Unfortunately, IRAs are not transferable, even among spouses.
Individual Retirement Accounts
Individual retirement accounts, like a Social Security number or credit score, are assigned only to individual people. It is not possible to create a joint IRA, even between married spouses. While an individual can combine or roll over their own retirement accounts, this can only be done when all of the accounts are owned by the same person. If both spouses wish to save for retirement, they will each need their own IRA.
Inheriting An IRA
If a spouse dies, the other spouse may inherit the retirement account. When setting up an IRA, you'll be asked to name a beneficiary of the account should you die. If the account holder dies, the spouse may re-title the account in her own name and continue to pay into the account or transfer the money into a new or existing IRA. These transferred accounts have the same restrictions as an IRA that wasn't transferred upon death, which means that the surviving spouse will pay a penalty if he withdraws the money before retirement.

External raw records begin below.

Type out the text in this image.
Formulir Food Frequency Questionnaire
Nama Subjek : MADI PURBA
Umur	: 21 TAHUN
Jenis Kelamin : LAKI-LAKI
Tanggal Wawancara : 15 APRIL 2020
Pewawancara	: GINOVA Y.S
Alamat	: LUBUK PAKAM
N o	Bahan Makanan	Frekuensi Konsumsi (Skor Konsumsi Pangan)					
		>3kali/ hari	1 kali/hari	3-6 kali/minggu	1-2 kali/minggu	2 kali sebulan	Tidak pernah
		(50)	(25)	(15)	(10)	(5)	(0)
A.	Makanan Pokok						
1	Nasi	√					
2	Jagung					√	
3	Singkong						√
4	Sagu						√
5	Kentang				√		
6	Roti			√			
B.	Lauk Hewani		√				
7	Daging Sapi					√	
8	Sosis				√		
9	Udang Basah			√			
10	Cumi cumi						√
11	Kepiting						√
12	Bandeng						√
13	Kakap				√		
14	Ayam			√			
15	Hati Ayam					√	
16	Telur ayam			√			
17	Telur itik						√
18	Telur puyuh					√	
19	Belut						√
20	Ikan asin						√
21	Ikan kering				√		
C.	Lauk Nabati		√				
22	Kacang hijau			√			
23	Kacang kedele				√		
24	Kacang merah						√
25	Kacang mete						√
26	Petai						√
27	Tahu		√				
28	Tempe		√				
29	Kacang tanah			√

A surviving spouse may also inherit the IRA of a spouse through the probate process. If an account holder does not designate a beneficiary, the money in the IRA will become part of the person's estate and will be distributed to any heirs through the probate process. In many states, this means that a surviving spouse will inherit all or some of the IRA, depending on state probate laws. If an account holder wants a spouse to inherit his IRA upon death, the account holder should make sure to name the other spouse as a beneficiary in order to avoid the complex and lengthy probate process.
Generally, you must have qualifying income to contribute to an IRA, but if you are married and you file your taxes jointly, you can take advantage of an exception to this rule. Spousal IRAs allow a primary earner with a qualifying income to fund an IRA for the other spouse, even if the other spouse does not have a qualifying income. There is no difference between an IRA and a spousal IRA, they are just called such in order to designate their exemption from the qualifying income rule.
Spousal IRAs are subject to the same contribution limits as any other IRA. For 2018, this maximum contribution for those under 59 1/2 is $5,500. Additionally, a spousal IRA must be set up in the non-working spouse's name and Social Security number. You cannot jointly hold a spousal IRA.
Consolidating IRAs At One Investment Firm
Although you cannot generally combine IRAs or transfer them from spouse to spouse, many people choose to move both accounts to the same investment management for ease of access. Many investment firms will offer lower fees for multiple family accounts held at the same firm, and keeping both IRAs in the same investment firm can simplify your money management process.